Boucheron. J. M,  Myard. J, Rapport, Assemblée Nationale, Paris, octobre 2011, 296 p.

1- Tout observateur des relations internationales ne peut manquer, remarque le rapport, de noter la part croissante qu’y prennent les entités qui relèvent d’un statut privé, qu’il s’agisse d’entreprises, de fondations, d’associations, de cercles et de clubs plus ou moins discrets, voire de particuliers.

En effet, à notre époque, "la pression des agences de notation sur les dettes souveraines, l’expertise de laboratoires d’idées sur les questions internationales, les entreprises brassant des chiffres d’affaires supérieurs aux PIB de certains Etats, la résistance systématique du secteur de la haute finance aux tentatives de régulation de ses activités, la bataille des normes comptables ou des normes environnementales, sont autant de manifestations de la place de la sphère privée sur la scène internationale".
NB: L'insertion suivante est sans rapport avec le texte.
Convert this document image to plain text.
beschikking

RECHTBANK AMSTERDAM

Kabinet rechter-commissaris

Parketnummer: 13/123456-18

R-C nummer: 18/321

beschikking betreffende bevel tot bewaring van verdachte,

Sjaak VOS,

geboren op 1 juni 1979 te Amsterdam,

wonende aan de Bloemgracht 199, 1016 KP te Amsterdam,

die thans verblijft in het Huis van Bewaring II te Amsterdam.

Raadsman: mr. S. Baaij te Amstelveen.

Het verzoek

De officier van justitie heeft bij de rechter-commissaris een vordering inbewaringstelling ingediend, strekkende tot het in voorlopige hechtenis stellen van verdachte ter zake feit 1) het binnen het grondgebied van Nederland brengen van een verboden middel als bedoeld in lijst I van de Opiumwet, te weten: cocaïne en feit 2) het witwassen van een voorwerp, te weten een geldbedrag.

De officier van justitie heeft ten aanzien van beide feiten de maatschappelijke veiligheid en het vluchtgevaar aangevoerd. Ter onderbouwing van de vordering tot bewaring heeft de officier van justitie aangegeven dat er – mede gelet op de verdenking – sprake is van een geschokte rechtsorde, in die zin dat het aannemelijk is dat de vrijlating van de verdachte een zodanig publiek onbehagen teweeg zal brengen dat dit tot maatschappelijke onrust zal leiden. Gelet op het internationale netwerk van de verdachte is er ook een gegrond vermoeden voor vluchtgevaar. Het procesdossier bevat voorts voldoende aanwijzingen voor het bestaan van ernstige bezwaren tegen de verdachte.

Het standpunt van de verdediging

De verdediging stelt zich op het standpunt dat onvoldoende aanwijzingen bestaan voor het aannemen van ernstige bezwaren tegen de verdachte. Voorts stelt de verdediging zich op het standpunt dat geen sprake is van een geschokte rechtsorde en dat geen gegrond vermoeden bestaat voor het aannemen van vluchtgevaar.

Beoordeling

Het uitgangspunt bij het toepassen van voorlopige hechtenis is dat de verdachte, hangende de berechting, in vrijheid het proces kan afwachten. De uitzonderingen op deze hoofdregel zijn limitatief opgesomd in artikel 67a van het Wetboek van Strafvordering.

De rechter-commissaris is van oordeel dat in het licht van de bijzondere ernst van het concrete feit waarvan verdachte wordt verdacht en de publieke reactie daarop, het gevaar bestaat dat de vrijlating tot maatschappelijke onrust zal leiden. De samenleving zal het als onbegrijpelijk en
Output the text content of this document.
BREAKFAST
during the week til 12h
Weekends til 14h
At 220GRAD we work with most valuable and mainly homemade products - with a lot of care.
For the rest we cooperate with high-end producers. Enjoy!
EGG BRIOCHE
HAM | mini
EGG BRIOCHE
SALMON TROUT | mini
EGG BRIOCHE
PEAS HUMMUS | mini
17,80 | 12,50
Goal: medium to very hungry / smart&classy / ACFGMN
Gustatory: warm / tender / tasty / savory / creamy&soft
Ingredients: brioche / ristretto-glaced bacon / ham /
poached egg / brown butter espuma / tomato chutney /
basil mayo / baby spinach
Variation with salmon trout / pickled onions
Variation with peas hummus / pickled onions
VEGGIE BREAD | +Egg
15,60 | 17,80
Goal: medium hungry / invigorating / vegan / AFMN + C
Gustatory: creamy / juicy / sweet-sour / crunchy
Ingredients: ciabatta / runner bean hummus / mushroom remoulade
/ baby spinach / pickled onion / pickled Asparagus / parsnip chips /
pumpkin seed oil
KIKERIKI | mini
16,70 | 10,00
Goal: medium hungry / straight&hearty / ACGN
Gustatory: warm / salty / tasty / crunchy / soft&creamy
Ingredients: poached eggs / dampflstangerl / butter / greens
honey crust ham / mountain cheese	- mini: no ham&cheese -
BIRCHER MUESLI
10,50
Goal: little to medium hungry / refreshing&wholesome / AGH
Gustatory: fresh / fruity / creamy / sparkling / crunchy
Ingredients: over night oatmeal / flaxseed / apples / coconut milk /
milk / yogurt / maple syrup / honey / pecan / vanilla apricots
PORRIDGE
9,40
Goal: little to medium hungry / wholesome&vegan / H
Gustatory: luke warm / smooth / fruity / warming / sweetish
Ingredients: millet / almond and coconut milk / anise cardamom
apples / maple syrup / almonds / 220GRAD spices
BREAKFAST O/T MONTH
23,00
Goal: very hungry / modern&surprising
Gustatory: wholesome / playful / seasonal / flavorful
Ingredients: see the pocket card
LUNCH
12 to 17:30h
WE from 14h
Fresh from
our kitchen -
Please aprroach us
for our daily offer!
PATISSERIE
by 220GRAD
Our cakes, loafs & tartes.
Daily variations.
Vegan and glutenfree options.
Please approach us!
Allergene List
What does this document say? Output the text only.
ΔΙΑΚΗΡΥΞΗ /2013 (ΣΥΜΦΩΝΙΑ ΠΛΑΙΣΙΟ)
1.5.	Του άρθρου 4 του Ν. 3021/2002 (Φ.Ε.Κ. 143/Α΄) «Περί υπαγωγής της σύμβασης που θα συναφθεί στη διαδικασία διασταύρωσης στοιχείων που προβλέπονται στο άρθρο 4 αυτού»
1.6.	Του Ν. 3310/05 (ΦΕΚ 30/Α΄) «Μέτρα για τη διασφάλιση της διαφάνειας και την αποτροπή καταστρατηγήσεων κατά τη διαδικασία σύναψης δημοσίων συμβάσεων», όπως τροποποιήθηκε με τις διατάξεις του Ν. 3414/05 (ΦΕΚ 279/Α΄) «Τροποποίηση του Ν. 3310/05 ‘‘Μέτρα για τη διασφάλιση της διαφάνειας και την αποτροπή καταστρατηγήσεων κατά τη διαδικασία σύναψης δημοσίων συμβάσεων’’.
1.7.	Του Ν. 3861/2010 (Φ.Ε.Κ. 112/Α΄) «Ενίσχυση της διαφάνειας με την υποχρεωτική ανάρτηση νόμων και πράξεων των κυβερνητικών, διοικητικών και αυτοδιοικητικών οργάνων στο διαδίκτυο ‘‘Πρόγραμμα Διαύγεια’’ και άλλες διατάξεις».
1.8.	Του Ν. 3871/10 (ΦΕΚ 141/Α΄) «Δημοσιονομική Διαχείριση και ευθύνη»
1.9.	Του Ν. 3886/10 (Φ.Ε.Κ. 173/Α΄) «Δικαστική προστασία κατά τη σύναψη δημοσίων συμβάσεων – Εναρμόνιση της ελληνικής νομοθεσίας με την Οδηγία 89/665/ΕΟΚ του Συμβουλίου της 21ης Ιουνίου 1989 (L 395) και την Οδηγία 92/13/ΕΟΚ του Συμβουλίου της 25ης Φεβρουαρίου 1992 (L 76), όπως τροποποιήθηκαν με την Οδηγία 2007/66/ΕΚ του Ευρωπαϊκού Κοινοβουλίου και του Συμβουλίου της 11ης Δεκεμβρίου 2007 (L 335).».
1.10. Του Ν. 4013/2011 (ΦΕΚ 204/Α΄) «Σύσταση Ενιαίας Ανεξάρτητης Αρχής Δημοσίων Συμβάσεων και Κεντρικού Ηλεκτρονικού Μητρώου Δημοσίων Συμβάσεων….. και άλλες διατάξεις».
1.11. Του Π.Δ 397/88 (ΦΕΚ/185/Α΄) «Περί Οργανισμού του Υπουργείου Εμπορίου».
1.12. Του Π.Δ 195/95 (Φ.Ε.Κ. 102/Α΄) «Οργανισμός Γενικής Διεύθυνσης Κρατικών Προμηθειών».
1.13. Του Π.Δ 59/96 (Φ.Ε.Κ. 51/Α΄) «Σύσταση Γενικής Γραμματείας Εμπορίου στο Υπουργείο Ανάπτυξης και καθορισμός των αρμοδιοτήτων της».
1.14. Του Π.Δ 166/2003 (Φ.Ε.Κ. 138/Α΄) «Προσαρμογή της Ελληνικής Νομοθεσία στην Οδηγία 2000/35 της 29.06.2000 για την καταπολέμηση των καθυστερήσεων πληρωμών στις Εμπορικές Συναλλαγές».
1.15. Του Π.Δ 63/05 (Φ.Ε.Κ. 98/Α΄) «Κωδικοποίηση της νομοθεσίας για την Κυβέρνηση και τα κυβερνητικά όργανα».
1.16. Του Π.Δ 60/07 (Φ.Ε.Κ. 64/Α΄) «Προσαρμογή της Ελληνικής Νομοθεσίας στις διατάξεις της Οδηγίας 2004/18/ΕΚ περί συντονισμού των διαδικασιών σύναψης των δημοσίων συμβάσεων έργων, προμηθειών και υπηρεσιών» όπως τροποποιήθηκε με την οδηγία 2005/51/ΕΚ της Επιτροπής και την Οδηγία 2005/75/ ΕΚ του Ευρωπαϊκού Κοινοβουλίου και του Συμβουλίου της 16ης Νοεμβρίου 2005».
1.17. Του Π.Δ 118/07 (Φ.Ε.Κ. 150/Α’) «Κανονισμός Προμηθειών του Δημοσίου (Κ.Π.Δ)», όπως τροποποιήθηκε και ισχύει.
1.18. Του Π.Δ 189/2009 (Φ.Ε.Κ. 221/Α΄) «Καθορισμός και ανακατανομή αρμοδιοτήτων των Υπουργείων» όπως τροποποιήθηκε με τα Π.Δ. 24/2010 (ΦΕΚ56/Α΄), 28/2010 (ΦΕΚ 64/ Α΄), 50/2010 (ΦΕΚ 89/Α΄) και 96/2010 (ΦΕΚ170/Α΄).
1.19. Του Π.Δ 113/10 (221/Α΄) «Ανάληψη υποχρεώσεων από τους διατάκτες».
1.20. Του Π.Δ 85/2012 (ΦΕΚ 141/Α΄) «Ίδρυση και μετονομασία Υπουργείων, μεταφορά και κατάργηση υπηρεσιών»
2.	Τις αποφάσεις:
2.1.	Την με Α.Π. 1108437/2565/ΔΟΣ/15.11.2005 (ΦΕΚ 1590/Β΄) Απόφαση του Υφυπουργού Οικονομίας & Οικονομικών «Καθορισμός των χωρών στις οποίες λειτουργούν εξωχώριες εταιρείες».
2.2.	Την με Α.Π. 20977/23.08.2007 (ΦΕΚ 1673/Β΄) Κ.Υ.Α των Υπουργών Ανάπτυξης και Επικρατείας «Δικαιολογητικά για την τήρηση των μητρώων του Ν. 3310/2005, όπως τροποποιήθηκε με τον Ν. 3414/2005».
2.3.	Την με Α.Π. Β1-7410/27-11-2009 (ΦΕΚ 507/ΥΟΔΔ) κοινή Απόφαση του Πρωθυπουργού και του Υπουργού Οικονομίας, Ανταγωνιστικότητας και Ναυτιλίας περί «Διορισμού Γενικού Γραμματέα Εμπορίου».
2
Il n’est ainsi pas étonnant de retrouver des entités privées sur des dossiers économiques ou culturels ou participant à des négociations internationales, dans des domaines qui relèvent traditionnellement de la diplomatie, "en tenant un rôle d’expert auprès d’une délégation nationale ou en témoignant de leur expérience dans des instances multilatérales aussi diverses que l’ONU ou les assemblées parlementaires internationales".

Il faudrait rappeler que c'est la libéralisation du commerce et des activités financières qui a abouti à la globalisation de l’économie et qui a favorisé l’émergence de sociétés multinationales dont la puissance économique se compare à celle de certains Etats (le chiffre d’affaire d’Exxon, de Mobil ou de Toyota est équivalent au PIB d’Israël ou du Portugal).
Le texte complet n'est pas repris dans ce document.